Decades later, Jane Elliot still conducts the blue-eyed and brown eyes exercises. Age has not slowed down Jane Elliot’s passion for justice and her fight to achieve her ultimate goal: humanity realizing what it truly is, which is that it’s one race, the human race. Jane has plenty of science to back up her claim. But as I learned in all my sociology courses, “race is a scientific fallacy and social reality.” People made up the idea of ‘Race’ to divide people along skin color lines, despite all human beings sharing a common ancestor who originated on the African continent. So, scientifically speaking, every human on Earth is an African. Sorry, Trump supporters and Candace Owens!

Jane Elliot’s work has been featured in The New York Times, The Smithsonian Magazine, NPR, Oprah Magazine, Time, and The Guardian, to name a few. She’s been the feature of several documentaries. She has been seen in countless online and televised interviews, including Jimmy Fallon, Ellen Degeneres, The Rock Newman Show, Oprah, Red Table Talk w/ Jada Pickett, and countless others over the years.

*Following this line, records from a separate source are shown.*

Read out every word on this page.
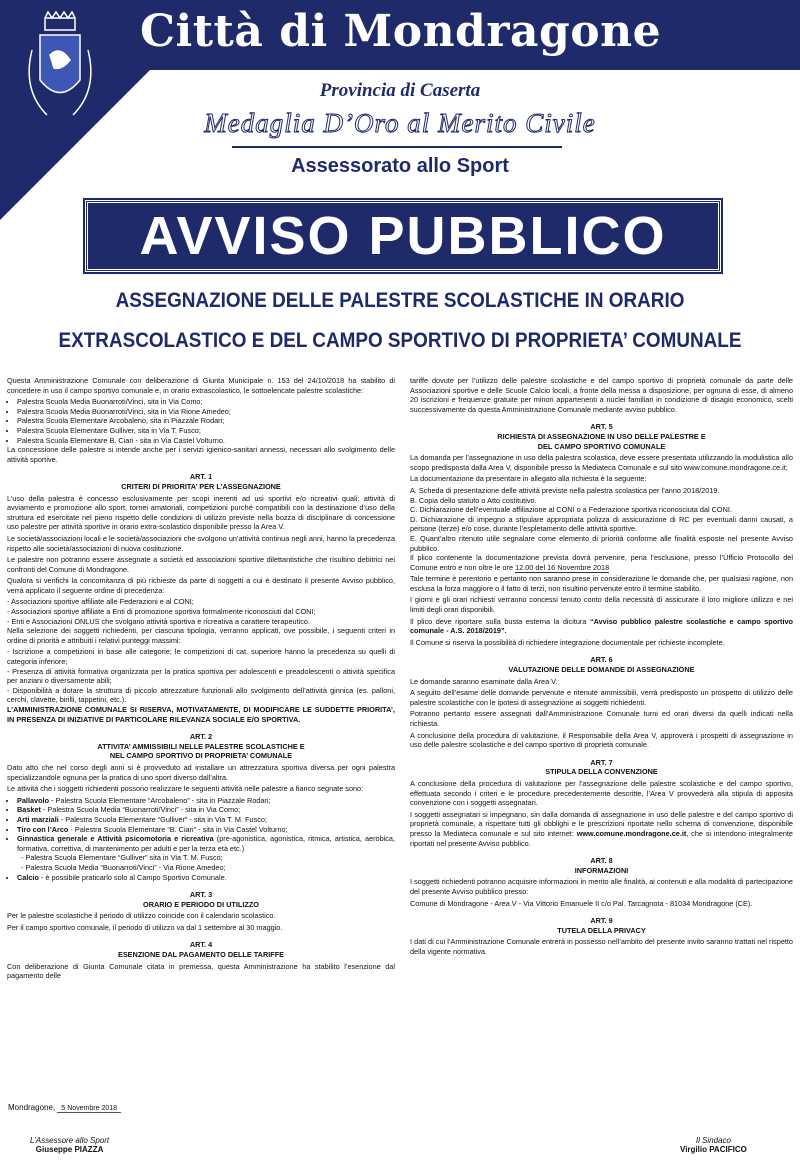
Città di Mondragone
Provincia di Caserta
Medaglia D’Oro al Merito Civile
Assessorato allo Sport
AVVISO PUBBLICO
ASSEGNAZIONE DELLE PALESTRE SCOLASTICHE IN ORARIO
EXTRASCOLASTICO E DEL CAMPO SPORTIVO DI PROPRIETA’ COMUNALE

Questa Amministrazione Comunale con deliberazione di Giunta Municipale n. 153 del 24/10/2018 ha stabilito di concedere in uso il campo sportivo comunale e, in orario extrascolastico, le sottoelencate palestre scolastiche:

• Palestra Scuola Media Buonarroti/Vinci, sita in Via Como;
• Palestra Scuola Media Buonarroti/Vinci, sita in Via Rione Amedeo;
• Palestra Scuola Elementare Arcobaleno, sita in Piazzale Rodari;
• Palestra Scuola Elementare Gulliver, sita in Via T. Fusco;
• Palestra Scuola Elementare B. Ciari - sita in Via Castel Volturno.

La concessione delle palestre si intende anche per i servizi igienico-sanitari annessi, necessari allo svolgimento delle attività sportive.

ART. 1
CRITERI DI PRIORITA’ PER L’ASSEGNAZIONE

L’uso della palestra è concesso esclusivamente per scopi inerenti ad usi sportivi e/o ricreativi quali: attività di avviamento e promozione allo sport, tornei amatoriali, competizioni purché compatibili con la destinazione d’uso della struttura ed esercitate nel pieno rispetto delle condizioni di utilizzo previste nella bozza di disciplinare di concessione uso palestre per attività sportive in orario extra-scolastico disponibile presso la Area V.

Le società/associazioni locali e le società/associazioni che svolgono un’attività continua negli anni, hanno la precedenza rispetto alle società/associazioni di nuova costituzione.

Le palestre non potranno essere assegnate a società ed associazioni sportive dilettantistiche che risultino debitrici nei confronti del Comune di Mondragone.

Qualora si verifichi la concomitanza di più richieste da parte di soggetti a cui è destinato il presente Avviso pubblico, verrà applicato il seguente ordine di precedenza:

- Associazioni sportive affiliate alle Federazioni e al CONI;
- Associazioni sportive affiliate a Enti di promozione sportiva formalmente riconosciuti dal CONI;
- Enti e Associazioni ONLUS che svolgano attività sportiva e ricreativa a carattere terapeutico.

Nella selezione dei soggetti richiedenti, per ciascuna tipologia, verranno applicati, ove possibile, i seguenti criteri in ordine di priorità e attribuiti i relativi punteggi massimi:

- Iscrizione a competizioni in base alle categorie; le competizioni di cat. superiore hanno la precedenza su quelli di categoria inferiore;
- Presenza di attività formativa organizzata per la pratica sportiva per adolescenti e preadolescenti o attività specifica per anziani o diversamente abili;
- Disponibilità a dotare la struttura di piccolo attrezzature funzionali allo svolgimento dell’attività ginnica (es. palloni, cerchi, clavette, birilli, tappetini, etc.).

L’AMMINISTRAZIONE COMUNALE SI RISERVA, MOTIVATAMENTE, DI MODIFICARE LE SUDDETTE PRIORITA’, IN PRESENZA DI INIZIATIVE DI PARTICOLARE RILEVANZA SOCIALE E/O SPORTIVA.

ART. 2
ATTIVITA’ AMMISSIBILI NELLE PALESTRE SCOLASTICHE E
NEL CAMPO SPORTIVO DI PROPRIETA’ COMUNALE

Dato atto che nel corso degli anni si è provveduto ad installare un attrezzatura sportiva diversa per ogni palestra specializzandole ognuna per la pratica di uno sport diverso dall’altra.

Le attività che i soggetti richiedenti possono realizzare le seguenti attività nelle palestre a fianco segnate sono:

• Pallavolo - Palestra Scuola Elementare “Arcobaleno” - sita in Piazzale Rodari;
• Basket - Palestra Scuola Media “Buonarroti/Vinci” - sita in Via Como;
• Arti marziali - Palestra Scuola Elementare “Gulliver” - sita in Via T. M. Fusco;
• Tiro con l’Arco - Palestra Scuola Elementare “B. Ciari” - sita in Via Castel Volturno;
• Ginnastica generale e Attività psicomotoria e ricreativa (pre-agonistica, agonistica, ritmica, artistica, aerobica, formativa, correttiva, di mantenimento per adulti e per la terza età etc.)
- Palestra Scuola Elementare “Gulliver” sita in Via T. M. Fusco;
- Palestra Scuola Media “Buonarroti/Vinci” - Via Rione Amedeo;
• Calcio - è possibile praticarlo solo al Campo Sportivo Comunale.
ART. 3
ORARIO E PERIODO DI UTILIZZO

Per le palestre scolastiche il periodo di utilizzo coincide con il calendario scolastico.

Per il campo sportivo comunale, il periodo di utilizzo va dal 1 settembre al 30 maggio.

ART. 4
ESENZIONE DAL PAGAMENTO DELLE TARIFFE

Con deliberazione di Giunta Comunale citata in premessa, questa Amministrazione ha stabilito l’esenzione dal pagamento delle

tariffe dovute per l’utilizzo delle palestre scolastiche e del campo sportivo di proprietà comunale da parte delle Associazioni sportive e delle Scuole Calcio locali, a fronte della messa a disposizione, per ognuna di esse, di almeno 20 iscrizioni e frequenze gratuite per minori appartenenti a nuclei familiari in condizione di disagio economico, scelti successivamente da questa Amministrazione Comunale mediante avviso pubblico.

ART. 5
RICHIESTA DI ASSEGNAZIONE IN USO DELLE PALESTRE E
DEL CAMPO SPORTIVO COMUNALE

La domanda per l’assegnazione in uso della palestra scolastica, deve essere presentata utilizzando la modulistica allo scopo predisposta dalla Area V, disponibile presso la Mediateca Comunale e sul sito www.comune.mondragone.ce.it;

La documentazione da presentare in allegato alla richiesta è la seguente:

A. Scheda di presentazione delle attività previste nella palestra scolastica per l’anno 2018/2019.
B. Copia dello statuto o Atto costitutivo.
C. Dichiarazione dell’eventuale affiliazione al CONI o a Federazione sportiva riconosciuta dal CONI.
D. Dichiarazione di impegno a stipulare appropriata polizza di assicurazione di RC per eventuali danni causati, a persone (terze) e/o cose, durante l’espletamento delle attività sportive.
E. Quant’altro ritenuto utile segnalare come elemento di priorità conforme alle finalità esposte nel presente Avviso pubblico.

Il plico contenente la documentazione prevista dovrà pervenire, pena l’esclusione, presso l’Ufficio Protocollo del Comune entro e non oltre le ore 12.00 del 16 Novembre 2018

Tale termine è perentorio e pertanto non saranno prese in considerazione le domande che, per qualsiasi ragione, non esclusa la forza maggiore o il fatto di terzi, non risultino pervenute entro il termine stabilito.

I giorni e gli orari richiesti verranno concessi tenuto conto della necessità di assicurare il loro migliore utilizzo e nei limiti degli orari disponibili.

Il plico deve riportare sulla busta esterna la dicitura “Avviso pubblico palestre scolastiche e campo sportivo comunale - A.S. 2018/2019”.

Il Comune si riserva la possibilità di richiedere integrazione documentale per richieste incomplete.

ART. 6
VALUTAZIONE DELLE DOMANDE DI ASSEGNAZIONE

Le domande saranno esaminate dalla Area V.

A seguito dell’esame delle domande pervenute e ritenute ammissibili, verrà predisposto un prospetto di utilizzo delle palestre scolastiche con le ipotesi di assegnazione ai soggetti richiedenti.

Potranno pertanto essere assegnati dall’Amministrazione Comunale turni ed orari diversi da quelli indicati nella richiesta.

A conclusione della procedura di valutazione, il Responsabile della Area V, approverà i prospetti di assegnazione in uso delle palestre scolastiche e del campo sportivo di proprietà comunale.

ART. 7
STIPULA DELLA CONVENZIONE

A conclusione della procedura di valutazione per l’assegnazione delle palestre scolastiche e del campo sportivo, effettuata secondo i criteri e le procedure precedentemente descritte, l’Area V provvederà alla stipula di apposita convenzione con i soggetti assegnatari.

I soggetti assegnatari si impegnano, sin dalla domanda di assegnazione in uso delle palestre e del campo sportivo di proprietà comunale, a rispettare tutti gli obblighi e le prescrizioni riportate nello schema di convenzione, disponibile presso la Mediateca comunale e sul sito internet: www.comune.mondragone.ce.it, che si intendono integralmente riportati nel presente Avviso pubblico.

ART. 8
INFORMAZIONI

I soggetti richiedenti potranno acquisire informazioni in merito alle finalità, ai contenuti e alla modalità di partecipazione del presente Avviso pubblico presso:

Comune di Mondragone - Area V - Via Vittorio Emanuele II c/o Pal. Tarcagnota - 81034 Mondragone (CE).

ART. 9
TUTELA DELLA PRIVACY

I dati di cui l’Amministrazione Comunale entrerà in possesso nell’ambito del presente invito saranno trattati nel rispetto della vigente normativa.

Mondragone, 5 Novembre 2018
L’Assessore allo Sport
Giuseppe PIAZZA
Il Sindaco
Virgilio PACIFICO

Jane Elliot has dedicated her life to being a true ally to black, indigenous, and people of color. That includes those people that identify as white. Because as Jane says, “white is a color too.” She is also an advocate for gender equality and LGBTQ rights. A big shout out to Jane Elliot. And here she is in her own words dismantling the notice of race and racism.

Jane Elliott

Why do we hate? We hate because we’re taught to hate. We hate because we are ignorant – we are the product of ignorant people who have been taught an ignorant thing which is that there are four or five different races. There are not four or five different races there is only one race on the face of the earth and we are all members of that race; the human race. But we have separated people into races so some of us can see ourselves as superior to the others. We thought, it would work. I guess it hasn’t worked! That has been bad for everyone! It’s time to get over this business!

There is no gene for racism. There’s no gene for bigotry. You’re not born a bigot! You have to learn to be a bigot. Anything you learn, you can unlearn. It is time to unlearn bigotry! It is time to get over this thing. And we best get over it pretty soon.

I’m an educator and as my business as an educator it is, to lead people out of ignorance. The ignorance of thinking, that you’re better or worse than someone else, because of the amount of a pigment in your skin. Pigmentation in your skin has nothing to do with intelligence or with your worth as a human being. It is time to get over that!